Now, this “constantly checking their phones” behavior certainly looks like a compulsive behavior. Compulsive behavior, says the armchair psychologist, is a symptom of addiction. (Maybe. Maybe not.) What is important to recognize, I’d argue, is that that compulsive behavior is encouraged by design.

Apps are being engineered for “engagement” and built for “clicks” – behavioral design. They are purposefully designed to demand our attention. Apps are designed to elicit certain responses and to shape and alter our behaviors. Notifications – we know how these beckon at us. “Nudges” – that’s the way in which behavioral economist Richard Thaler has described this.
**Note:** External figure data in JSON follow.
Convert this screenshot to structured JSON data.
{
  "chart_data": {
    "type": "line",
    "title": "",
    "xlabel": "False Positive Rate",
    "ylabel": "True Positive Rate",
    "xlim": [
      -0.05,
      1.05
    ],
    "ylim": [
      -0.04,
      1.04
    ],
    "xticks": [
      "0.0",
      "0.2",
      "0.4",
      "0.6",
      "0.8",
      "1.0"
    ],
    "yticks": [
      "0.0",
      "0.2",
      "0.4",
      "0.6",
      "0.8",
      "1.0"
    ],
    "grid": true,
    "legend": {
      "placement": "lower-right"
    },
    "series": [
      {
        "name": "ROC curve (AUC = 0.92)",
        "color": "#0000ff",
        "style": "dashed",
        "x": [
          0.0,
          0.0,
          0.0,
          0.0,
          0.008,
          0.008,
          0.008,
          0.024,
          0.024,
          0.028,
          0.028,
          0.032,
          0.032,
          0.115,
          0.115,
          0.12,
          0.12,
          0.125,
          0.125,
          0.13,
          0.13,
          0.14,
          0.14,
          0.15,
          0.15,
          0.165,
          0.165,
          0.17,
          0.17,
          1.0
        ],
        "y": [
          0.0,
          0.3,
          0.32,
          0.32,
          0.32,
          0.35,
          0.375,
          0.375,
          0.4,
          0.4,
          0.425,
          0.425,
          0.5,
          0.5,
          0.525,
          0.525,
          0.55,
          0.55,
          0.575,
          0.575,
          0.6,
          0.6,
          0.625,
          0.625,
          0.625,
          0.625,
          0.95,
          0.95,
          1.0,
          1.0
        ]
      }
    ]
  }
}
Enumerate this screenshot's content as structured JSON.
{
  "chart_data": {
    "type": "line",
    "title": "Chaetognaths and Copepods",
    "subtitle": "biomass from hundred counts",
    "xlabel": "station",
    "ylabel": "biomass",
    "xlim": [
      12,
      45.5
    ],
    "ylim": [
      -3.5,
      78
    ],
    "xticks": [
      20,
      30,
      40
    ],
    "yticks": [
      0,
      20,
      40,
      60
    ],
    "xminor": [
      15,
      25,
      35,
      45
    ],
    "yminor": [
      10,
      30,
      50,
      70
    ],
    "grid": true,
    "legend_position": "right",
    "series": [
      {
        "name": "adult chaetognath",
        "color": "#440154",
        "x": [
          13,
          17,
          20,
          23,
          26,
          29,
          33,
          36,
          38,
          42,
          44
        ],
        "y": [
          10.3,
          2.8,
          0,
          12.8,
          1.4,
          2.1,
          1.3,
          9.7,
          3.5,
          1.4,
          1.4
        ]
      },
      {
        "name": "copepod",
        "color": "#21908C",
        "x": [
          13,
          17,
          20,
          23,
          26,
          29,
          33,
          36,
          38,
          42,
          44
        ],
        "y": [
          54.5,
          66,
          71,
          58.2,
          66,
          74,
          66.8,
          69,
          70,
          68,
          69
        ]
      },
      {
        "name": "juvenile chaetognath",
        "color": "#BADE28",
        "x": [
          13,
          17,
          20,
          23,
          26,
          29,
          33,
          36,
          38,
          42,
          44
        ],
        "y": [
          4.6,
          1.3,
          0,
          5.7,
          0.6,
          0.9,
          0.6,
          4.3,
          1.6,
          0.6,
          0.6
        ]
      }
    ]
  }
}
But these notifications and nudges are less about “better decision making” socially as Thaler would frame it than they are about decisions and behaviors that benefit the app-maker: getting us to download an app, to register, to complete our profile (to hand over more personal data, that is), to respond to notifications, to open the app, to stay in the app, to scroll, to click, to share, to buy. These are actions that tech entrepreneurs and investors value because these are the metrics that the industry uses to judge the success of a product, of a company.

I think we’re starting to realize – or I hope we’re starting to realize – that those metrics might conflict with other values. Privacy, sure. But also etiquette. Autonomy. Personal agency. Free will.